Effects of transnasally delivered NPS (14 nmol) 4 h after application on mRNA levels in the prefrontal cortex and hippocampus of HAB mice. (a) Real-time PCR analysis of Hc lysate from HAB mice 4 h after intranasal NPS treatment. GluR2: t=1.540, df=8, p=0.1620; synapsin I: t=1.123, df=8, p=0.2940; synapsin II: t=1.339, df=5, p=0.2383. (b) Real-time PCR analysis of Pfc lysate from HAB mice 4 h after intranasal NPS treatment. GluR1: t=0.7371, df=7, p=0.4850; GluR2: t=0.7957, df=8, p=0.4492; Glt-1: t=0.2440, df=7, p=0.8143; synapsin I: t=0.8174, df=8, p=0.4373; synapsin II: t=0.4126, df=8, p=0.6907. HAB: n=5 for each group. Statistical analysis: Two-tailed unpaired t-test. tp<0.1, ^*p<0.05. All data are shown as mean±SEM.

Figure 8

Effects of transnasally delivered NPS (14 nmol) 24 h after application on protein levels in the prefrontal cortex and hippocampus of C57BL/6N and HAB mice. (a) Immunoblot analysis of hippocampal (Hc) lysate from C57BL/6N mice 24 h after intranasal NPS treatment.
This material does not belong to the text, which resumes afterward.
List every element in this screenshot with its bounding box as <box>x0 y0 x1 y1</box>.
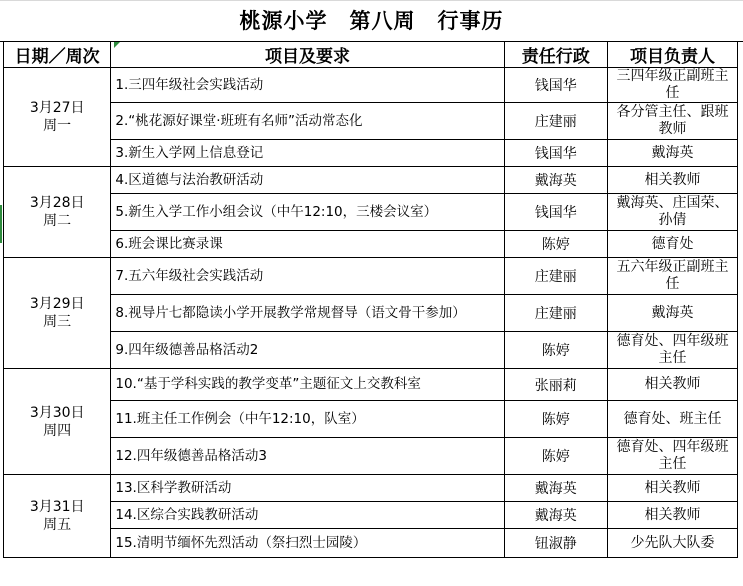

GluR1: t=1.271, df=8, p=0.2396; GluR2: t=0.9666, df=8, p=0.3621; Glt-1: t=1.628, df=8, p=0.1421. (b) Immunoblot analysis of prefrontal cortex (Pfc) lysate from C57BL/6N mice 24 h after intranasal NPS treatment. GluR2: t=0.2798, df=8, p=0.7868; synapsin Ia–b/IIa: t=1.549, df=6, p=0.1601. (c) Immunoblot analysis of Hc lysate from HAB mice 24 h after intranasal NPS treatment. GluR1: t=0.2502, df=9, p=0.8081; GluR2: t=0.1124, df=10, p=0.9127; Glt-1: t=1.582, df=10, p=0.1447; synapsin Ia–b/IIa: t=1.197, df=9, p=0.2619. (d) Immunoblot analysis of Pfc lysate from HAB mice 24 h after intranasal NPS treatment. Glt-1: t=0.8817, df=9, p=0.4009; synapsin Ia–b/IIa: t=0.9739, df=10, p=0.3531. Internal expression control: GAPDH (35 kDa in immunoblot excerpts). The blot excerpts show three representative adjacent bands of each group. The immunoblot data represent cumulated data from at least three independent experiments. C57BL/6N: n=5 for each group. HAB: n=5 for each group. Statistical analysis: Two-tailed unpaired t-test. tp<0.1, ^*p<0.05, ^**p<0.01. All data are shown as mean±SEM.